Será que o Ricardo não analisava a merda dos currículos?
Após a sétima candidata ir embora da minha sala, eu já estava esgotado. Passo as mãos no rosto e encosto na cadeira. Olho pela janela e volto a mim quando ouço o Ricardo entrar. Só ele entrava sem bater.

_Por que essa cara? Parece que não dormiu essa noite. - Reviro os olhos e me viro para ele

_Cara de quem está cansado da sua incompetência. Você não lê os currículos? Porque até agora só entraram acéfalas aqui.

_Calma, ainda falta a última. - Dá um risinho cínico - E é a última, mais ninguém enviou nada.

_Espero que não seja mais uma incompetente, porquê eu já estou exausto.

_Você precisa urgentemente de uma secretária, então pare com esses critérios desnecessários. - Começo a beber água

Eu iria precisar me hidratar depois de gastar energia com tanta gente inútil.

Estava acabando de beber outro copo d'água quando ouço batidas na porta, imediatamente peço que entre, e ouço uma voz suave.
Assim que me viro, eu fico paralisado.
Isso é uma pegadinha, não é?!
Aquela moça que há dias atrás se jogou na frente do meu carro estava parada na minha frente, me olhando como se fosse do mesmo nível que eu. Paro de beber o restante da água e começo a analisá-la. Estava com roupas simples, que para ela deveria ser luxo. Os seus cabelos estavam soltos e nada de maquiagem. Usava um tênis, até que limpos, segurava uma bolsa firmemente e parecia estar receosa.
Deveria estar se recordando de mim.
Mas onde diabos o Ricardo estava com a cabeça para selecionar o currículo dela?
Ele sabe muito bem que é regra que nenhum negro ou negra será admitido aqui.
Percebo o clima na sala e me apresso em dispensá-la.

_Não haverá entrevista. - Não iria esticar assunto com ela, então fui logo ao ponto

Ela me olha surpresa e que audácia!
Quem ela pensa que é para me olhar nos olhos?

_Aconteceu alguma coisa?

_Você não será contratada. Então saia. - Me sento e ela se aproxima da mesa que nos separava

_Me desculpe. Eu não tenho experiência, mas o senhor não deveria me fazer algumas perguntas e se não gostar, me dispensar?

Essa garota só podia estar me testando. Eu ainda mato o Ricardo por essas e outras.

_Não. Eu sou o dono deste escritório e decido muito bem quem irá e quem não irá trabalhar aqui. E você não irá. - Encaro seus olhos claros demonstrando insatisfação com a sua insistência.

_Eu poderia saber o motivo pelo qual o senhor me dispensa assim? - Sua expressão era tímida, quase tremia a voz mas se mantém firme

A encaro novamente, e com a maior naturalidade explico a ela.

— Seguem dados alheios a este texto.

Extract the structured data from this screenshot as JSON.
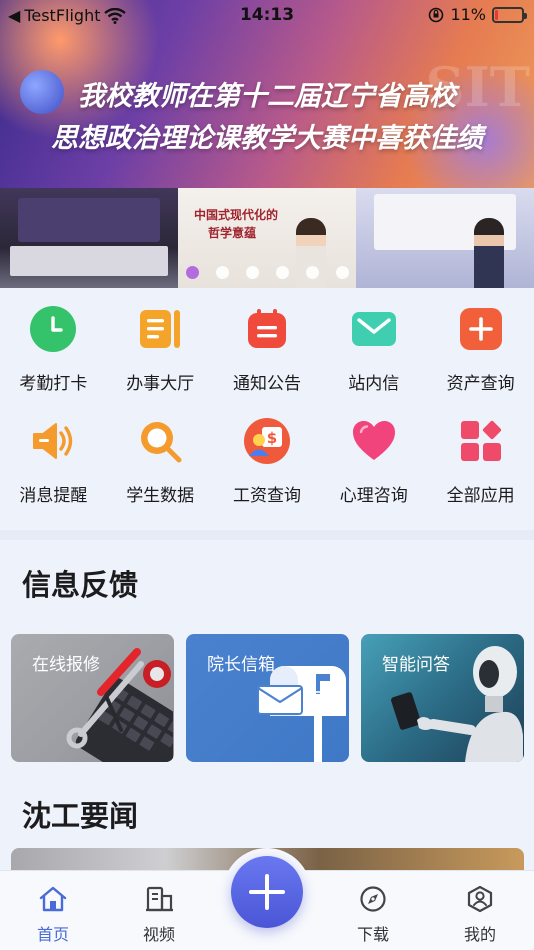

_Porque você é negra! - Seu rosto ganha um tom de surpresa - Eu não admito pessoas da sua cor em meu escritório. Não sei como conseguiu chegar neste andar, mas eu tratarei de demitir os incompetentes que cometeram esse erro.

Ela abaixa o olhar e em seguida passa as mãos no rosto, mas não estava derramando lágrima alguma.

_Eu não suporto sequer estar perto de um, essa sua cor me causa náuseas. - Saio de trás da mesa e fui para atrás dela - Eu acho que sequer deveria existir pessoas assim, porquê nem para me servir vocês são úteis. Sujariam o que tocassem com essa pele suja.

Quanto mais rápido ela entendesse e fosse embora melhor, para ambos por sinal.
Ela me olha nos olhos, mas havia algo diferente em sua expressão.

_Você é tão medíocre! - Diz , e por alguns instantes me deixa surpreso - Você acha que é superior à mim, por quê? Porque veste uma roupa cara? Porque tem um trabalho que ganha bem? Porque é estudado? Porque é branco? Você me dá pena.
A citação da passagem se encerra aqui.